Furthermore, the image correction means for the color pickup may include correction data read-out means for reading out the correction data from the storage device using the object image data which has been converted into a digital signal by the analog/digital conversion means, as a part of an address value of the storage device.
With this configuration, it is possible to read out a correction data from the storage device, corresponding to an address of the object image data, i.e., a portion of the pickup image.
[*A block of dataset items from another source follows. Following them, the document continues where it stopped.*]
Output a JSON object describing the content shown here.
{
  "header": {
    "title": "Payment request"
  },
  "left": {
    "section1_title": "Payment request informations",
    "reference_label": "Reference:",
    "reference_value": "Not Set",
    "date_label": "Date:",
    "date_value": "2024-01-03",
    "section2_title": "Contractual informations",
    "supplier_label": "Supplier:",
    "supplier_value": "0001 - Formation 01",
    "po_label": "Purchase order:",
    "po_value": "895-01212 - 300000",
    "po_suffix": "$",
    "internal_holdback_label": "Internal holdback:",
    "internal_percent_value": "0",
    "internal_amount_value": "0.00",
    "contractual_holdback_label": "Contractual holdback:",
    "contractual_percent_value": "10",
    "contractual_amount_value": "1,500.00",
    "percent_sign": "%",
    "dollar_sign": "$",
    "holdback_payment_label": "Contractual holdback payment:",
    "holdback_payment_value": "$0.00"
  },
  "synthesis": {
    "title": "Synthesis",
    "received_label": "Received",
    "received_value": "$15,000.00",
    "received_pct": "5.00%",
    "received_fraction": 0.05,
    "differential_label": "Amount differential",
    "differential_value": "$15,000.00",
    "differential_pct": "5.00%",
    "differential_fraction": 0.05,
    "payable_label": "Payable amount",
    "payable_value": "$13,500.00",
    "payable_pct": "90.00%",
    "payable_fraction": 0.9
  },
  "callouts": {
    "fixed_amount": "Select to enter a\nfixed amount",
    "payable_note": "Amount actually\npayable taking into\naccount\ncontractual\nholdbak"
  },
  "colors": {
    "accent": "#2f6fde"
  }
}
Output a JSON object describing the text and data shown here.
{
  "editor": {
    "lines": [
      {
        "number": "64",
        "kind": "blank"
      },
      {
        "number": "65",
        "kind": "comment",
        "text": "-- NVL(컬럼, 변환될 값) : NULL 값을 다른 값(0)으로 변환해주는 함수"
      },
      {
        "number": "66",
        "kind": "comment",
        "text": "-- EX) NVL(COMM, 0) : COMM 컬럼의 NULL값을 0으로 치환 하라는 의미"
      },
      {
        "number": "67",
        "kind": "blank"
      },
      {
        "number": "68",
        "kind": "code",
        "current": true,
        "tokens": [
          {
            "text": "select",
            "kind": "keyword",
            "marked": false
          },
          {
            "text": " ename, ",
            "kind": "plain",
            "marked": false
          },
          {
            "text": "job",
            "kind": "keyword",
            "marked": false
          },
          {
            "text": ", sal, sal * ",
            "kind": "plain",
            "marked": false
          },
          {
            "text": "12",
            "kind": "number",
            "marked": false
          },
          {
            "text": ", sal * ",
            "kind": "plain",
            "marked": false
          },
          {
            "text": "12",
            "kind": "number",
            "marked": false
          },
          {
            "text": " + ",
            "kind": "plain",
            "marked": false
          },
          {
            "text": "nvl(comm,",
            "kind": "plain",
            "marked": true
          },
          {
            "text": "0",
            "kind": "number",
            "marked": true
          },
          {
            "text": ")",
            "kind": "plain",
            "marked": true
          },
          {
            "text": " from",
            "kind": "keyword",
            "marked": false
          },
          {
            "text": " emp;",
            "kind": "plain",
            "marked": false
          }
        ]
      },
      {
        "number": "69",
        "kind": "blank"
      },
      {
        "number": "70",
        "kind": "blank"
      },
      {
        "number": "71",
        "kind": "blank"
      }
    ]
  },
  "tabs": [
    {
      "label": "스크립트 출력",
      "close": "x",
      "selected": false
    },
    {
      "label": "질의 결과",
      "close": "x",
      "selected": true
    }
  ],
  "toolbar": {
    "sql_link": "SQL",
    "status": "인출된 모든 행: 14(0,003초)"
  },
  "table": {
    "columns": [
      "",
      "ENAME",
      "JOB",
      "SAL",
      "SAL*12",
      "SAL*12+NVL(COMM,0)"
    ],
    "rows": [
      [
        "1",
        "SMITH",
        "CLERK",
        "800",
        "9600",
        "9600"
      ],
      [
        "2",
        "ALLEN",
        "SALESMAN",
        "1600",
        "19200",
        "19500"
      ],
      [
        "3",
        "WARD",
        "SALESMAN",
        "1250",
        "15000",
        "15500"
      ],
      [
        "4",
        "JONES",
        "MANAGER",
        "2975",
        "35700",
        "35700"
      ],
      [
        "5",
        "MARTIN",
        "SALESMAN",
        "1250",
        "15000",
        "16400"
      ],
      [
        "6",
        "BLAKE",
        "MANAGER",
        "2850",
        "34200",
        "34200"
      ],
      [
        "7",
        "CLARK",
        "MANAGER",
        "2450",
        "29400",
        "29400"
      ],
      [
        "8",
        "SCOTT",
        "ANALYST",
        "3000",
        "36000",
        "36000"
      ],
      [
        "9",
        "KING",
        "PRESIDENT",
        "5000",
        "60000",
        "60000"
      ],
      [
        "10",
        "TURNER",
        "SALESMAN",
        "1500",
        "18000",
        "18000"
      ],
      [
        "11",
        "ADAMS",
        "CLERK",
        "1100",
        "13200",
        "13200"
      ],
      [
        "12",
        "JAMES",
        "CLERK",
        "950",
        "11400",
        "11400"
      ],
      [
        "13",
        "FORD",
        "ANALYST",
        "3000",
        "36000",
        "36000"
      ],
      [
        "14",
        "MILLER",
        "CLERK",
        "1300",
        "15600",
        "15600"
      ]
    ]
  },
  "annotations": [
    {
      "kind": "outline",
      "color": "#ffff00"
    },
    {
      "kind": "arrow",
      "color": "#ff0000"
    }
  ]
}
This enables to automatically perform image corrections such as the light distribution correction and the white correction.
The correction data generation means includes a calculation function to perform a smoothing process to remove stains on the reference plate and noise of a circuitry from the reference signal for a curve approximation process of the illumination light distribution characteristic and to unify the reference values after the correction for respective colors, thereby simultaneously performing the light distribution correction and the white correction.
With this function, it is possible to eliminate noise caused by stains on the reference plate, irregularities of the CCD sensitivity and the light reception characteristics, aberrations of the optical system arranged in the pickup means, and the like, thereby enabling to obtain an appropriate correction data.
Moreover, the calculation function may include an error detection function for detecting irregularities of the light distribution characteristic obtained by the curve approximation to detect an error of the reference plate and the circuitry and output an error signal.
With this error detection function, it is possible to detect a significant failure in the reference plate and the circuitry, thereby preventing an error due to use of an improper correction data.
The smoothing process for noise removal may be performed by a median processing and the curve approximation process of the light distribution characteristic may be performed by a three-dimensional spline interpolation.